KEY ACCOUNTABILITIES
Establish and Implement MLOps practices:
- Development of end-to-end MLOps framework and Machine Learning Pipeline using GCP, Vertex AI, and Software tools
- Serving Pipeline with multiple creation Vertex AI and GCP services. Improve ML pipeline documentation and understandability.
- Automate logging of model usage and predictions provided. Improve logging and diagnostic processes.
- Automate monitoring of models both for failures and degradation. Automate monitoring of data sources to identify issues and/or data changes.
- Design and implement dynamic re-training of ML pipelines using event-based or custom logic.
- Resource and Infra Monitoring configuration and pipeline development using GCP service.
- Branching strategies and Version Control using GitHub
- ML Pipeline orchestration and configuration using Airflow/Kubeflow.
- Code refactorization & coding best practices implementation as per industry standard
Implementing MLOps practices on a project and establishing MLOps best practices.
- Lead the investigation and resolution of production issues, perform root cause analysis, and recommend changes to reduce/eliminate re-occurrence of issues.
- Optimize deployment and change control processes for models.
- Create and operationalize quality assurance processes for ML models.
Lead the execution of ML Solutions @Scale:
- Partners with business stakeholders to design the right deliver value-added insights and intelligent solutions through ML and AI.
- Collaborates with Data Science Leads, ML System Engineering and Platform teams to ensure the models are deployed in a scaled and optimized way. Additionally, ensure support the post-production to ensure model performance degrades are proactively managed.
- Play a lead role in spearheading the development effort of new standards (design patterns, coding practices, orchestration patterns) and drive value and adoption across the Data Science team.
- Is considered an expert in the ML Ops and Model management space; brings together business knowledge, architecture, resources, people, and technology to create more effective solutions.
Research, Evolve and Publish best practices:
- Research and operationalize technology and processes necessary to scale ML Ops
- Recommend model changes to optimize cloud spend.

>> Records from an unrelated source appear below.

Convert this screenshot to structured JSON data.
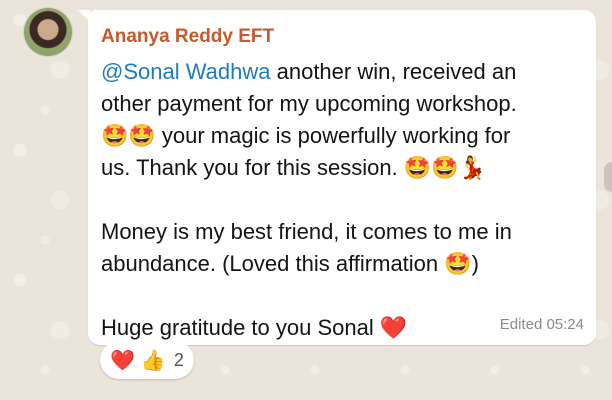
{
  "message": {
    "sender": "Ananya Reddy EFT",
    "lines": [
      {
        "mention": "@Sonal Wadhwa",
        "text": " another win, received an"
      },
      {
        "text": "other payment for my upcoming workshop."
      },
      {
        "text": "🤩🤩 your magic is powerfully working for"
      },
      {
        "text": "us. Thank you for this session. 🤩🤩💃"
      },
      {
        "text": ""
      },
      {
        "text": "Money is my best friend, it comes to me in"
      },
      {
        "text": "abundance. (Loved this affirmation 🤩)"
      },
      {
        "text": ""
      },
      {
        "text": "Huge gratitude to you Sonal ❤️"
      }
    ],
    "meta": "Edited 05:24"
  },
  "reactions": {
    "items": [
      "❤️",
      "👍"
    ],
    "count": "2"
  },
  "icons": {
    "avatar": "user-avatar-photo"
  },
  "colors": {
    "sender": "#c55a2f",
    "mention": "#1f7bbf",
    "bubble": "#ffffff",
    "background": "#ebe4da"
  }
}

- Ability to research and recommend MLOps best practices on new technologies, platforms, and services.
- Drive ideation, design, and creation of new ML Architecture patterns in discussion with the Enterprise Architecture team.
- MLOps pipeline improvement plan and suggestion
Communication and Collaboration:
- Knowledge sharing with the broader analytics team and stakeholders.
- Communicate on the on-goings to embrace the remote and geographical culture.
- Ability to communicate the accomplishments, failures, and risks in timely manner.
- Knowledge sharing session with team for specific ML Ops topics. Coach and Mentor junior ML members in the team.
- Foster a collaborative and innovative team environment. Contribute to the overall effort to educate stakeholders on AI practices.
- Closely collaborates with the stakeholders on projects and data science leaders to ensure practices are developed and enhanced to support accelerated analytic development and maintainability.
Embrace a learning mindset:
- Continually invest in one’s knowledge and skillset through formal training, reading, and attending conferences and meetups
MINIMUM QUALIFICATIONS
- Full time graduate from an accredited University.
- Advanced degree in a quantitative field (CS, engineering, statistics, math, data science).
- Proven technical leadership in a large, complex matrixed organization.
- Relevant Machine Learning experience of 6+ years and overall 12+ years of Industry experience.
- Experience in supervised ML algorithms, optimization, and performance tuning.
- Track record of producing machine learning models and production infrastructure at scale.
- Strong verbal and written communication skills including the ability to interact effectively with colleagues of varying technical and non-technical abilities.
- Passionate about agile software processes, data-driven development, reliability, and systematic experimentation.
- Passion for learning new technologies and solving challenging problems.
- Good understanding of CI, CD, TDD, and tools such as Jenkins.
- Strong understanding of orchestration frameworks such Airflow/Kubeflow/MLFlow.
- Agile software development experience such as Kanban and Scrum.
- Experience in software version control team practices and tools such as GIT and TFS.
- Expertise in Data Transformation and Manipulation through Big-Query/SQL
- Professional experience with Vertex AI and GCP Services.
- Strong proficiency in Python.
PREFERRED QUALIFICATIONS
- GCP Machine Learning certification
- Understanding of CPG industry
- Exposure to Deep Learning/RL/LLMs
- Prior experience with CPG industry.
- Publications or contributions to the data science and AI community.
- Certifications in AI, machine learning, or related fields.